For those unable to download, I’m also sharing the interior text below:
THE OVERALL MARKET
The 4Q 2018 Manhattan real estate market faced familiar headwinds experienced earlier in the year as buyers hesitated to make decisions despite moderating prices and more availability. Market-wide closed sales declined as potential buyers grappled with a confluence of factors that created uncertainty in the market. Buyers’ concerns included rising mortgage interest rates, tax law reform, volatility in the financial markets, foreign capital restrictions, and political distractions. As a consequence, many prospective buyers are choosing to wait on the sidelines until prices adjust to a more accessible level and other market factors calm down.
THE DOWNTOWN MARKET
Downtown sales were flat compared to 2017; however, the downtown market performed better than any other submarket in Manhattan throughout 2018. Although prices of existing homes in cooperatives declined, they outperformed their counterparts in the condominium market. New developments struggled to gain traction across the board due to self-inflicted setbacks: unrealistic pricing.
THE MARKET & GRAMERCY
Properly-priced apartments that showed well in all price points on and around Gramercy Park went into contract within a few weeks of being listed. On the other hand, aspirationally-priced apartments continued to linger in prime buildings on and around the Park as with other sub-markets in Manhattan. Although the Downtown market in general and Gramercy Park in particular have fared better than any of the sub-markets, sellers must be aware of the market conditions and price their homes realistically.
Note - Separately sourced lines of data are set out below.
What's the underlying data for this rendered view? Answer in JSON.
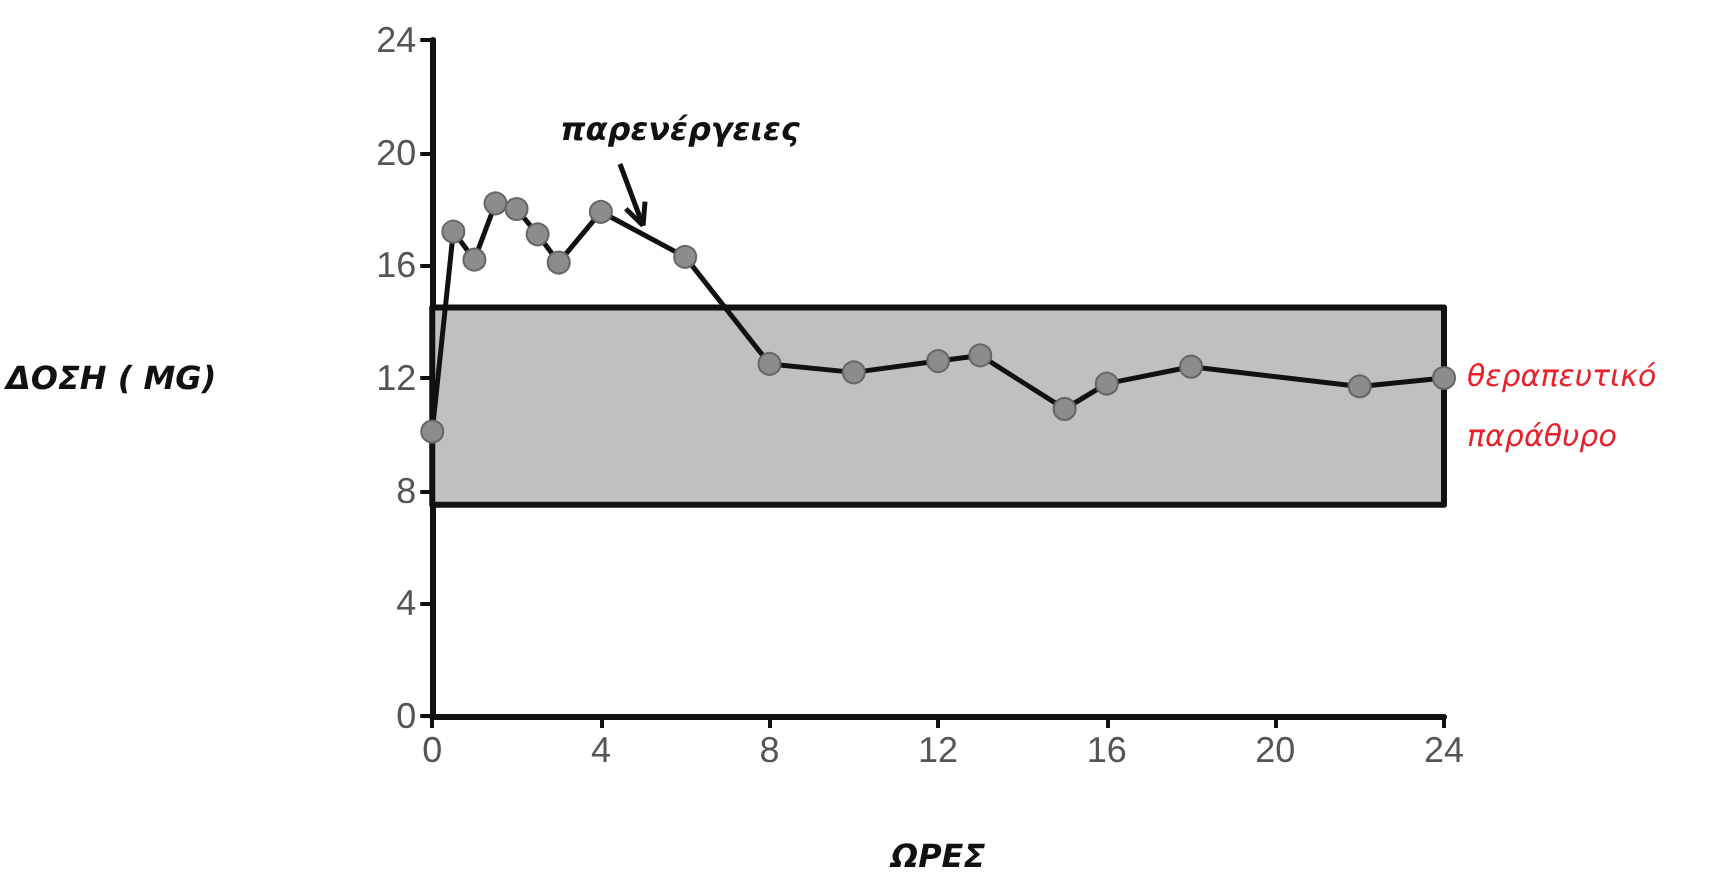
{
  "chart_data": {
    "type": "line",
    "xlabel": "ΩΡΕΣ",
    "ylabel": "ΔΟΣΗ ( MG)",
    "x": [
      0,
      0.5,
      1,
      1.5,
      2,
      2.5,
      3,
      4,
      6,
      8,
      10,
      12,
      13,
      15,
      16,
      18,
      22,
      24
    ],
    "series": [
      {
        "color": "#111111",
        "values": [
          10.1,
          17.2,
          16.2,
          18.2,
          18,
          17.1,
          16.1,
          17.9,
          16.3,
          12.5,
          12.2,
          12.6,
          12.8,
          10.9,
          11.8,
          12.4,
          11.7,
          12
        ]
      }
    ],
    "marker": "circle",
    "line_style": "solid",
    "grid": false,
    "xlim": [
      0,
      24
    ],
    "xticks": [
      0,
      4,
      8,
      12,
      16,
      20,
      24
    ],
    "ylim": [
      0,
      24
    ],
    "yticks": [
      0,
      4,
      8,
      12,
      16,
      20,
      24
    ],
    "bands": [
      {
        "axis": "y",
        "from": 7.5,
        "to": 14.5,
        "label": "θεραπευτικό παράθυρο",
        "color": "#c0c0c0"
      }
    ],
    "annotations": [
      {
        "text": "παρενέργειες",
        "x": 5,
        "y": 17.2
      }
    ]
  }
}
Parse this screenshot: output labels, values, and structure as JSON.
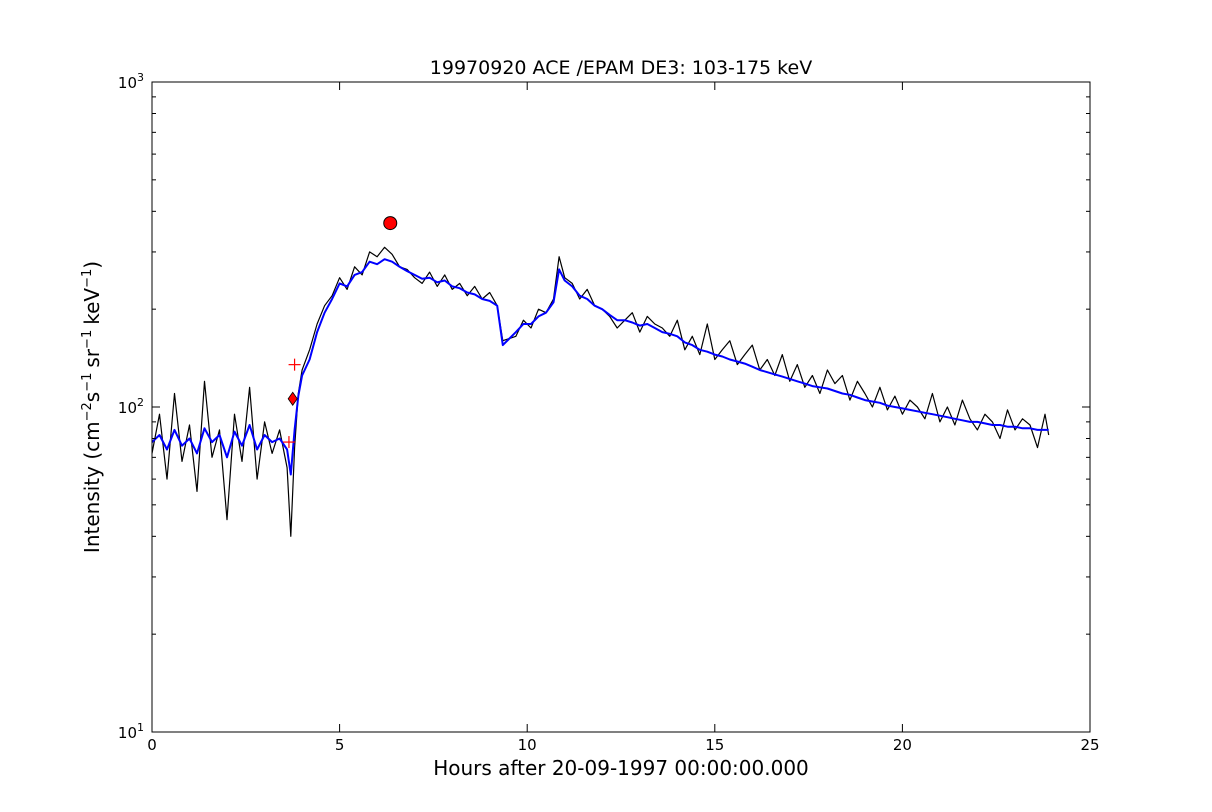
{
  "chart_data": {
    "type": "line",
    "title": "19970920 ACE /EPAM DE3: 103-175 keV",
    "xlabel": "Hours after 20-09-1997 00:00:00.000",
    "ylabel": {
      "prefix": "Intensity (cm",
      "exp1": "−2",
      "s": "s",
      "exp2": "−1",
      "sr": "sr",
      "exp3": "−1",
      "kev": "keV",
      "exp4": "−1",
      "suffix": ")"
    },
    "xlim": [
      0,
      25
    ],
    "ylim": [
      10,
      1000
    ],
    "yscale": "log",
    "grid": false,
    "x_ticks": [
      "0",
      "5",
      "10",
      "15",
      "20",
      "25"
    ],
    "y_ticks": [
      {
        "base": "10",
        "exp": "1",
        "value": 10
      },
      {
        "base": "10",
        "exp": "2",
        "value": 100
      },
      {
        "base": "10",
        "exp": "3",
        "value": 1000
      }
    ],
    "colors": {
      "raw": "#000000",
      "smoothed": "#0000ff",
      "marker": "#ff0000"
    },
    "series": [
      {
        "role": "raw",
        "color": "#000000",
        "x": [
          0.0,
          0.2,
          0.4,
          0.6,
          0.8,
          1.0,
          1.2,
          1.4,
          1.6,
          1.8,
          2.0,
          2.2,
          2.4,
          2.6,
          2.8,
          3.0,
          3.2,
          3.4,
          3.6,
          3.7,
          3.8,
          3.9,
          4.0,
          4.2,
          4.4,
          4.6,
          4.8,
          5.0,
          5.2,
          5.4,
          5.6,
          5.8,
          6.0,
          6.2,
          6.4,
          6.6,
          6.8,
          7.0,
          7.2,
          7.4,
          7.6,
          7.8,
          8.0,
          8.2,
          8.4,
          8.6,
          8.8,
          9.0,
          9.2,
          9.35,
          9.7,
          9.9,
          10.1,
          10.3,
          10.5,
          10.7,
          10.85,
          11.0,
          11.2,
          11.4,
          11.6,
          11.8,
          12.0,
          12.2,
          12.4,
          12.6,
          12.8,
          13.0,
          13.2,
          13.4,
          13.6,
          13.8,
          14.0,
          14.2,
          14.4,
          14.6,
          14.8,
          15.0,
          15.2,
          15.4,
          15.6,
          15.8,
          16.0,
          16.2,
          16.4,
          16.6,
          16.8,
          17.0,
          17.2,
          17.4,
          17.6,
          17.8,
          18.0,
          18.2,
          18.4,
          18.6,
          18.8,
          19.0,
          19.2,
          19.4,
          19.6,
          19.8,
          20.0,
          20.2,
          20.4,
          20.6,
          20.8,
          21.0,
          21.2,
          21.4,
          21.6,
          21.8,
          22.0,
          22.2,
          22.4,
          22.6,
          22.8,
          23.0,
          23.2,
          23.4,
          23.6,
          23.8,
          23.9
        ],
        "y": [
          72,
          95,
          60,
          110,
          68,
          88,
          55,
          120,
          70,
          85,
          45,
          95,
          68,
          115,
          60,
          90,
          72,
          85,
          65,
          40,
          75,
          110,
          130,
          150,
          180,
          205,
          220,
          250,
          230,
          270,
          255,
          300,
          290,
          310,
          295,
          270,
          265,
          250,
          240,
          260,
          235,
          255,
          230,
          240,
          220,
          235,
          215,
          225,
          205,
          160,
          165,
          185,
          175,
          200,
          195,
          215,
          290,
          250,
          240,
          215,
          230,
          205,
          200,
          190,
          175,
          185,
          195,
          170,
          190,
          180,
          175,
          165,
          185,
          150,
          165,
          145,
          180,
          140,
          150,
          160,
          135,
          145,
          155,
          130,
          140,
          125,
          145,
          120,
          135,
          115,
          125,
          110,
          130,
          118,
          125,
          105,
          120,
          110,
          100,
          115,
          98,
          108,
          95,
          105,
          100,
          92,
          110,
          90,
          100,
          88,
          105,
          92,
          85,
          95,
          90,
          80,
          98,
          85,
          92,
          88,
          75,
          95,
          82
        ]
      },
      {
        "role": "smoothed",
        "color": "#0000ff",
        "x": [
          0.0,
          0.2,
          0.4,
          0.6,
          0.8,
          1.0,
          1.2,
          1.4,
          1.6,
          1.8,
          2.0,
          2.2,
          2.4,
          2.6,
          2.8,
          3.0,
          3.2,
          3.4,
          3.6,
          3.7,
          3.8,
          3.9,
          4.0,
          4.2,
          4.4,
          4.6,
          4.8,
          5.0,
          5.2,
          5.4,
          5.6,
          5.8,
          6.0,
          6.2,
          6.4,
          6.6,
          6.8,
          7.0,
          7.2,
          7.4,
          7.6,
          7.8,
          8.0,
          8.2,
          8.4,
          8.6,
          8.8,
          9.0,
          9.2,
          9.35,
          9.7,
          9.9,
          10.1,
          10.3,
          10.5,
          10.7,
          10.85,
          11.0,
          11.2,
          11.4,
          11.6,
          11.8,
          12.0,
          12.2,
          12.4,
          12.6,
          12.8,
          13.0,
          13.2,
          13.4,
          13.6,
          13.8,
          14.0,
          14.2,
          14.4,
          14.6,
          14.8,
          15.0,
          15.2,
          15.4,
          15.6,
          15.8,
          16.0,
          16.2,
          16.4,
          16.6,
          16.8,
          17.0,
          17.2,
          17.4,
          17.6,
          17.8,
          18.0,
          18.2,
          18.4,
          18.6,
          18.8,
          19.0,
          19.2,
          19.4,
          19.6,
          19.8,
          20.0,
          20.2,
          20.4,
          20.6,
          20.8,
          21.0,
          21.2,
          21.4,
          21.6,
          21.8,
          22.0,
          22.2,
          22.4,
          22.6,
          22.8,
          23.0,
          23.2,
          23.4,
          23.6,
          23.8,
          23.9
        ],
        "y": [
          78,
          82,
          74,
          85,
          76,
          80,
          72,
          86,
          78,
          82,
          70,
          84,
          76,
          88,
          74,
          82,
          78,
          80,
          74,
          62,
          85,
          108,
          125,
          140,
          170,
          195,
          215,
          240,
          235,
          255,
          260,
          280,
          275,
          285,
          280,
          270,
          262,
          255,
          248,
          250,
          242,
          245,
          235,
          232,
          225,
          222,
          215,
          212,
          205,
          155,
          170,
          180,
          180,
          190,
          195,
          210,
          265,
          245,
          235,
          220,
          215,
          205,
          200,
          192,
          185,
          185,
          182,
          178,
          180,
          175,
          170,
          168,
          165,
          158,
          155,
          150,
          148,
          145,
          143,
          140,
          138,
          136,
          133,
          130,
          128,
          126,
          124,
          122,
          120,
          118,
          116,
          115,
          114,
          112,
          110,
          109,
          107,
          105,
          104,
          103,
          101,
          100,
          99,
          98,
          97,
          96,
          95,
          94,
          93,
          92,
          91,
          90,
          90,
          89,
          88,
          88,
          87,
          87,
          86,
          86,
          85,
          85,
          85
        ]
      }
    ],
    "markers": [
      {
        "type": "circle",
        "x": 6.35,
        "y": 368,
        "color": "#ff0000"
      },
      {
        "type": "diamond",
        "x": 3.75,
        "y": 106,
        "color": "#ff0000"
      },
      {
        "type": "plus",
        "x": 3.8,
        "y": 135,
        "color": "#ff0000"
      },
      {
        "type": "plus",
        "x": 3.65,
        "y": 78,
        "color": "#ff0000"
      }
    ]
  }
}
INSIGHTS FOR THE NEXT QUARTER
Increasing inventory and lack of urgency among buyers will keep sales flat at least for the first quarter of 2019. Buyers still feel if they wait it out a little longer, prices will fall further. There is no logical rationale for this line of thinking; the overall economy and job market is stronger than it has been in more than a decade and Manhattan has a finite amount of homes available for sale at any given time. In order to achieve success sellers need to temper their expectations and buyers need to get realistic. Transactions are taking place at all price points with savvy buyers and sellers when expectations on both sides are realistic. This is a great market for buyers.